FIGS. 2A-2D are TEM images of a first batch of non-sulfidated Ag NPs produced using methods described herein. These images are zoomed out to show potential larger-order structures of the Ag NPs. The morphology of these Ag NPs is shown to have crystalline structures with mostly spherical shape. Some of these particles form aggregates. These particles have an average diameter of 8.1±2.2 nm and follow a Gaussian distribution with sizes ranging from 4.1 nm to 15 nm. FIGS. 3A-3D are TEM images of a second batch of non-sulfidated Ag NPs produced using methods described herein. These images are zoomed out to show potential larger-order structures of the Ag NPs. The morphology of these Ag NPs is shown to have crystalline structures with mostly spherical shape. Some of these particles form aggregates. These particles have an average diameter of 27.0±9.4 nm and follow a Gaussian distribution with sizes ranging from 11.56 nm to 47.02 nm. FIGS. 4A-4E are TEM images of a first batch of sulfidated Ag NPs produced using methods described herein. These images are zoomed out to show potential larger-order structures of the Ag NPs. The morphology of these Ag NPs is shown to have crystalline structures with mostly spherical shape. Some of these particles form aggregates. These particles have an average diameter of 10.3±2.8 nm and follow a Gaussian distribution with sizes ranging from 5.21 nm to 17.1 nm. FIGS. 5A-5E are TEM images of a second batch of sulfidated Ag NPs produced using methods described herein. These images are zoomed in to show individual Ag NPs. These particles are larger than 100 nm with diameters up to approximately 350 nm, showing significant variation from the Ag NPs in FIGS. 4A-4E. Thus, the size of the Ag NPs may be controlled using variations in production.

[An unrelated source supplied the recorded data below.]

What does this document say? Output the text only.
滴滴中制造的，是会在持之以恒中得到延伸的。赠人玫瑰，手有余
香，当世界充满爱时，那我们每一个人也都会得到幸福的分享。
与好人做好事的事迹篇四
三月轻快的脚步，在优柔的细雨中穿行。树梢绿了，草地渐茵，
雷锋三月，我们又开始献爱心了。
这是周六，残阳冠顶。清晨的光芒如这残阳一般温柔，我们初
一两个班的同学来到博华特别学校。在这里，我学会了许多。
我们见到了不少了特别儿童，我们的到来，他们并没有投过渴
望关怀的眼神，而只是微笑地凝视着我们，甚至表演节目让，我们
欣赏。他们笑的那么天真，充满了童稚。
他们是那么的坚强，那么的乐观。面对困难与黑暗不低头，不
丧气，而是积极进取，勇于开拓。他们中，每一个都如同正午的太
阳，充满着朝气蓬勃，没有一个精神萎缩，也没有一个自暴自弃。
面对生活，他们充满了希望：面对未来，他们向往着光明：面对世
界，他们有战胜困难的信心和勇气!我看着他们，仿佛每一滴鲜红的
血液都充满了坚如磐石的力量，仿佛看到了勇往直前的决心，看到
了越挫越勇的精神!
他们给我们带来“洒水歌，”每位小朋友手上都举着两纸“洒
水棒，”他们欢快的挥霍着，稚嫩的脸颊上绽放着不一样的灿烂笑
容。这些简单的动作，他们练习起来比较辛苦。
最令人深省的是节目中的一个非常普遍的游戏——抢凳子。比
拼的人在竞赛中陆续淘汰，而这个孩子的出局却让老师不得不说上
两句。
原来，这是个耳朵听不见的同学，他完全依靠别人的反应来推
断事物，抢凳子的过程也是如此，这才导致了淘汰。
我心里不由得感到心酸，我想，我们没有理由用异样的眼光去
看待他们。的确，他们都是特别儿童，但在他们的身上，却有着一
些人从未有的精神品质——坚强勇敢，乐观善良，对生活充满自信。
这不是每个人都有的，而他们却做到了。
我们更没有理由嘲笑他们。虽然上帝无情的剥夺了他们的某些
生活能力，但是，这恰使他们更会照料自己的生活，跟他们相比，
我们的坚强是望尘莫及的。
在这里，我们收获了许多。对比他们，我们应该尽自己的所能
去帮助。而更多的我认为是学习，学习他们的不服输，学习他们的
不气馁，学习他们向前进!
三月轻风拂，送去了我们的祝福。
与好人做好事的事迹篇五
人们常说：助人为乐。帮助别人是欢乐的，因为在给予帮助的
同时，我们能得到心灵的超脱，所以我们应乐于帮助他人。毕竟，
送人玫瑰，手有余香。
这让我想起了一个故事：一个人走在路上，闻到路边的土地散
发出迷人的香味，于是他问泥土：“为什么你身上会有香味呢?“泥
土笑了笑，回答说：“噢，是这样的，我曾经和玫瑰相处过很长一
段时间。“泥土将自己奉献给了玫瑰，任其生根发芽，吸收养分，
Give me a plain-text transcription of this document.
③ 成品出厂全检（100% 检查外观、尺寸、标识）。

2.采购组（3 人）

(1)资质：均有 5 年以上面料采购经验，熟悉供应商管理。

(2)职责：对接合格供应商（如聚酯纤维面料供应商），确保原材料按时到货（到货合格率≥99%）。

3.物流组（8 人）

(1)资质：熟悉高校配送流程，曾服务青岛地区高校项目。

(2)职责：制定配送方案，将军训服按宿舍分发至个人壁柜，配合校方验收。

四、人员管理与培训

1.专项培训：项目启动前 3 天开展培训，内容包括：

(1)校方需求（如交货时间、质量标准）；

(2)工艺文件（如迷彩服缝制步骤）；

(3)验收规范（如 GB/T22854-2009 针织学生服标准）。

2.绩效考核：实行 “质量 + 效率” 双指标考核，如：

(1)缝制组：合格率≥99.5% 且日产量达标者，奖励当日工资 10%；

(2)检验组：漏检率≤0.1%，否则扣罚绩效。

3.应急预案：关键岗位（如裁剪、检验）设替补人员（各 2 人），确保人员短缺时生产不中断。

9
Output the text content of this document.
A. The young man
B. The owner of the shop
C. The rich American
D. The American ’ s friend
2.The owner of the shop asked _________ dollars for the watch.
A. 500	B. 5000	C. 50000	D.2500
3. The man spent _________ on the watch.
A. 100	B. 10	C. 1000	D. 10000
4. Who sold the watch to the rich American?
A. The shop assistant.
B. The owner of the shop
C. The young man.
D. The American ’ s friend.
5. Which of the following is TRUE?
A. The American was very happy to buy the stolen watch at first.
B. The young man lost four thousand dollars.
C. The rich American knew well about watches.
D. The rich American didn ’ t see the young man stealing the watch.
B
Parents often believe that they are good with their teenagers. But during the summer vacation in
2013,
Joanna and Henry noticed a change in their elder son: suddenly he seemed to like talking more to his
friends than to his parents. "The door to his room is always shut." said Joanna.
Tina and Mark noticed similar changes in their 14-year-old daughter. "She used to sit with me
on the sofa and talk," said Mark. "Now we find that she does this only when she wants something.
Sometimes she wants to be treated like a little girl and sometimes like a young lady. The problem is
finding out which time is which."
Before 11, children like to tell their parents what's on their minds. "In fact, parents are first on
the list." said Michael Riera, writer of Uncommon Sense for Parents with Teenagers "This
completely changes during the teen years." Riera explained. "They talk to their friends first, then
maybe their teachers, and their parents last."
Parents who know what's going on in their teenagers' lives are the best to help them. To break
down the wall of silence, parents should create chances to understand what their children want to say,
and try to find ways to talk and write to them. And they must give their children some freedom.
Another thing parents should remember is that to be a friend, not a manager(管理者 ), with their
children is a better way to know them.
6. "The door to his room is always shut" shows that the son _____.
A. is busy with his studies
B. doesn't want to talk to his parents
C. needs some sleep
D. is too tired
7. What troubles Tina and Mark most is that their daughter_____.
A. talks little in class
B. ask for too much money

FIGS. 6A-6C are energy-dispersive x-ray spectroscopy (EDAX) images of a first sulfidated Ag NP. FIG. 6A shows the presence of both silver and sulfur in the particle. FIG. 6B shows just the silver in the particle, which is concentrated in the center of the particle. FIG. 6C shows just the sulfur in the particle, which is concentrated in the outer shell of the particle. These images exemplify the Ag/Ag₂S core-shell structure of the particle and that there are no other elements present in the particle. FIG. 7 is a map sum spectrum for a first batch of sulfidated Ag NPs. This shows the dispersion of weight percentages of silver and sulfur of the particles in the batch. Overall, silver has a weight percentage of 91.6% and sulfur has a weight percentage of 6.4%. FIGS. 8A-8B are EDAX images of a second sulfidated Ag NP. FIG. 8A shows the silver in a particle with the particle visible. FIG. 8B shows just the silver in the particle, which is evenly distributed in the particle. FIG. 9 is a map sum spectrum for a second batch of sulfidated Ag NPs. This shows very similar results to the map sum spectrum of FIG. 7 with some mild variations left of the primary apex. Overall, silver has a weight percentage of 98.8% and sulfur has a weight percentage of 1.2%. This shows mild variance from the map sum spectrum of FIG. 7 and FIG. 9. Overall, these TEM and EDAX images illustrate that the size and composition of the ag NPs may be tailored to specific needs depending on the process specification. Methods of producing these nanoparticles are described herein.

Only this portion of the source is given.